56. The method of claim 54 wherein said binder is selected from the group consisting of polyvinyl alcohol, polyvinyl ether, ethylcellulose, methylcellulose, acacia, tragacanth, gelatin, shellac, hydroxypropylcellulose, hydroxypropylmethylcellulose, calcium citrate, dextrin and pectin.

57. The method of claim 53 wherein said carrier comprises sodium bicarbonate.

58. The method of claim 52 comprising administering about 0.5 mg/kg/day to 20 mg/kg/day of the phenothiazine compound.

59. The method of claim 52 wherein said mammal is a rat.

60. A method of altering a mammal's body weight comprising administering a therapeutically effective amount of the phenothiazine compound of claim 1 to said mammal.

61. A method of treating type I diabetes comprising administering a therapeutically effective amount of the phenothiazine compound of claim 1 to a mammal.

62. A method of treating type II diabetes comprising administering a therapeutically effective amount of the phenothiazine compound of claim 1 to a mammal.

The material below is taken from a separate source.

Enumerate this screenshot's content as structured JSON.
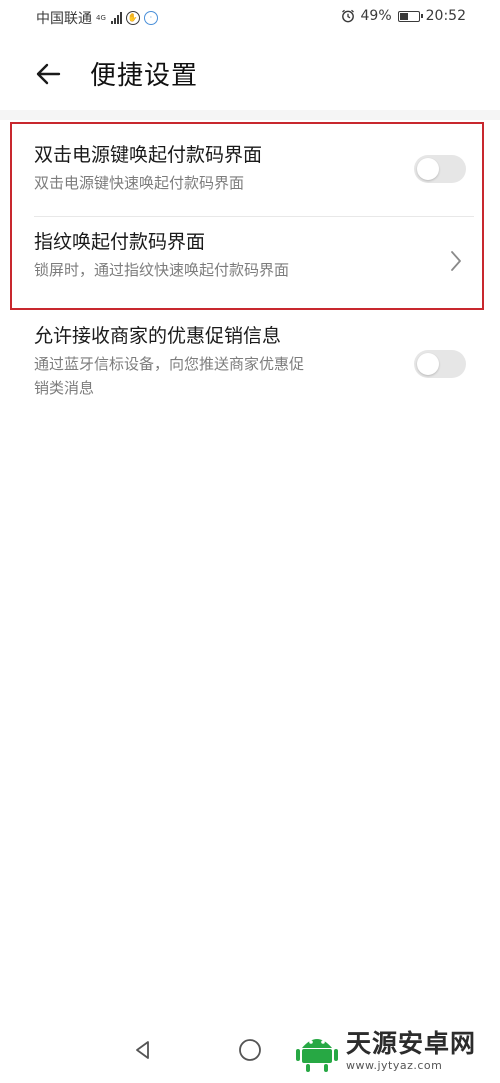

63. A method of treating and/or preventing cancer in a mammal comprising administering a therapeutically effective amount of the phenothiazine compound of claim 1 to said mammal.

64. A method of treating obesity in a mammal comprising administering a therapeutically effective amount of the phenothiazine compound of claim 1 to said mammal.

65. A method of stimulating the immune system in a mammal comprising administering a therapeutically effective amount of the phenothiazine compound of claim 1 to said mammal.

66. A method of prolonging life in a mammal comprising administering a therapeutically effective amount of the phenothiazine compound of claim 1 to said mammal.